Qu’ils sortent de l’université ou d’une grande école d’études supérieures, de nombreux jeunes diplômés rencontrent de plus en plus de difficultés à trouver un emploi. Bien sûr, nous sommes presque tous passés par l’étape des recherches qui s’avèrent longues et fatigantes, mais certains jeunes rencontrent aujourd’hui de vraies difficultés à percer dans le monde du travail, la faute probablement à un marché saturé et à des études qui n’offrent pas de grands débouchés.
Le choix de sa filière d’études est une décision importante à laquelle l’on doit accorder toute son attention car elle aura un impact incontestable sur son avenir. Avec tout cela en tête, certains croyaient dur comme fer avoir choisi le bon filon. C’est le cas de Divesh qui a choisi, en 2009, un nouveau cours proposé par l’Université de Maurice : «J’ai fait un BSc. Computer Applications. Avec l’essor de la technologie, je pensais vraiment que c’était un domaine ayant plein d’avenir, mais je me suis trompé.»
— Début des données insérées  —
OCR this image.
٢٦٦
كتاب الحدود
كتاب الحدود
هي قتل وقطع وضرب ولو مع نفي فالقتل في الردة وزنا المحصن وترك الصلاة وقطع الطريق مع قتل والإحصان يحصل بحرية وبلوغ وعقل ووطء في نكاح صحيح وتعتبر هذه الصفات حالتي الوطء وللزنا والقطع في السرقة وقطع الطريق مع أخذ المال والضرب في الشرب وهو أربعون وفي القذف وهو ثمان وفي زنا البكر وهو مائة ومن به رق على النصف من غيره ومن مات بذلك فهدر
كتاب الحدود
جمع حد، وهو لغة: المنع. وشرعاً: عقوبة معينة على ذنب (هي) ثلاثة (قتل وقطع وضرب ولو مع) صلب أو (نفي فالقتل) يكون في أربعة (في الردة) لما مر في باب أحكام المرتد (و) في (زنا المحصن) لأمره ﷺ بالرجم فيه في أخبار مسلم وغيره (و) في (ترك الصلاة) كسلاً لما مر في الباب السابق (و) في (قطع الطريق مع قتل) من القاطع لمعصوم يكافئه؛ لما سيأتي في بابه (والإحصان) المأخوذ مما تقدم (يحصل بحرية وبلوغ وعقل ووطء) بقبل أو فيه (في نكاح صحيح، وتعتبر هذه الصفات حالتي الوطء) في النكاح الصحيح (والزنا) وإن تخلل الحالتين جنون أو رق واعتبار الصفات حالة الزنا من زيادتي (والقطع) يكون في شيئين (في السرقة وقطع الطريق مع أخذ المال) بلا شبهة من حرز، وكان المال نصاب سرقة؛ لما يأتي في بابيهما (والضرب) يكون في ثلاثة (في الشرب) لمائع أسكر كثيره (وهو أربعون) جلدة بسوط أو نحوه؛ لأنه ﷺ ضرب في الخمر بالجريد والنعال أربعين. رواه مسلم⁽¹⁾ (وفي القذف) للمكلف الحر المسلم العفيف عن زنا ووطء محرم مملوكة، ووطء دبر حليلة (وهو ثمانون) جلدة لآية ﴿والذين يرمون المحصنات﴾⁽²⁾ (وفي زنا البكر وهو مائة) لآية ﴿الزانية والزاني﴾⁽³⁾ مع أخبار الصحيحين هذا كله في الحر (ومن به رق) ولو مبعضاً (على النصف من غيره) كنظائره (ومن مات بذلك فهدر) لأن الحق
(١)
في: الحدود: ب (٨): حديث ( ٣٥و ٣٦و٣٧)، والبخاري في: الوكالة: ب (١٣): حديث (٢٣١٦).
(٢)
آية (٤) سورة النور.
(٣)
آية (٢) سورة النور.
Après ses études et lorsqu’il s’est mis en quête d’un travail, il a, dit-il, compris qu’il lui manquait l’expérience du terrain, un atout important et nécessaire qu’exigent de nombreuses entreprises, et que ce qu’il avait appris en cours «ne correspondait pas vraiment aux normes et aux défis du monde du travail» qui évoluent constamment. «Il y a un monde de différence entre ce qu’on nous apprend en cours et ce que recherche l’employeur. Dans mon cas, c’était des outils technologiques dépassés qui n’avaient plus leur raison d’être», dit-il, dépité.
La colère, la déception, la frustration… ce sont là autant de sentiments que nourrissent ces jeunes qui n’arrivent pas à percer. Avoir un travail et un salaire fixe, avoir une carrière digne de ce nom dans son domaine d’expertise, voilà tout ce que demande Riah. À l’aube de ses 28 ans, cette jeune femme travaille actuellement comme Assistant Child Programme Officer sur une base contractuelle, un domaine qui n’a, précise t-elle, rien à voir avec les études qu’elle a faites, un BSc. History and Social Studies.
Frapper à toutes les portes
Quand elle n’enchaîne pas les petits boulots, cette ancienne étudiante arpente les rues, frappe à toutes les portes pour trouver un travail mais de travail justement, elle n’en trouve pas : «Quand j’ai commencé ce cours, on nous disait que nous ne tarderons pas à être embauchés. Mais cinq ans plus tard, toujours rien. Il n’y a que cinq institutions pour 500 élèves dans lesquelles nous pouvons trouver de l’emploi, mais elles ne recrutent pas. C’est simple. Il n’y a pas de place disponible.»
Las d’avoir cherché du boulot, Divesh ne connaît plus que déception. Il aimerait pouvoir trouver un emploi stable et un salaire fixe, mais ne sait plus où chercher et vit tout cela comme un sentiment d’injustice. Diplômés, mais n’ayant pas d’expérience, ces jeunes s’enfoncent dans un cercle vicieux et ont du mal à en sortir. Cette condition d’instabilité est pour eux un cap difficile à franchir. Coincés dans une situation sans issue, ils n’ont aucune perspective d’avenir.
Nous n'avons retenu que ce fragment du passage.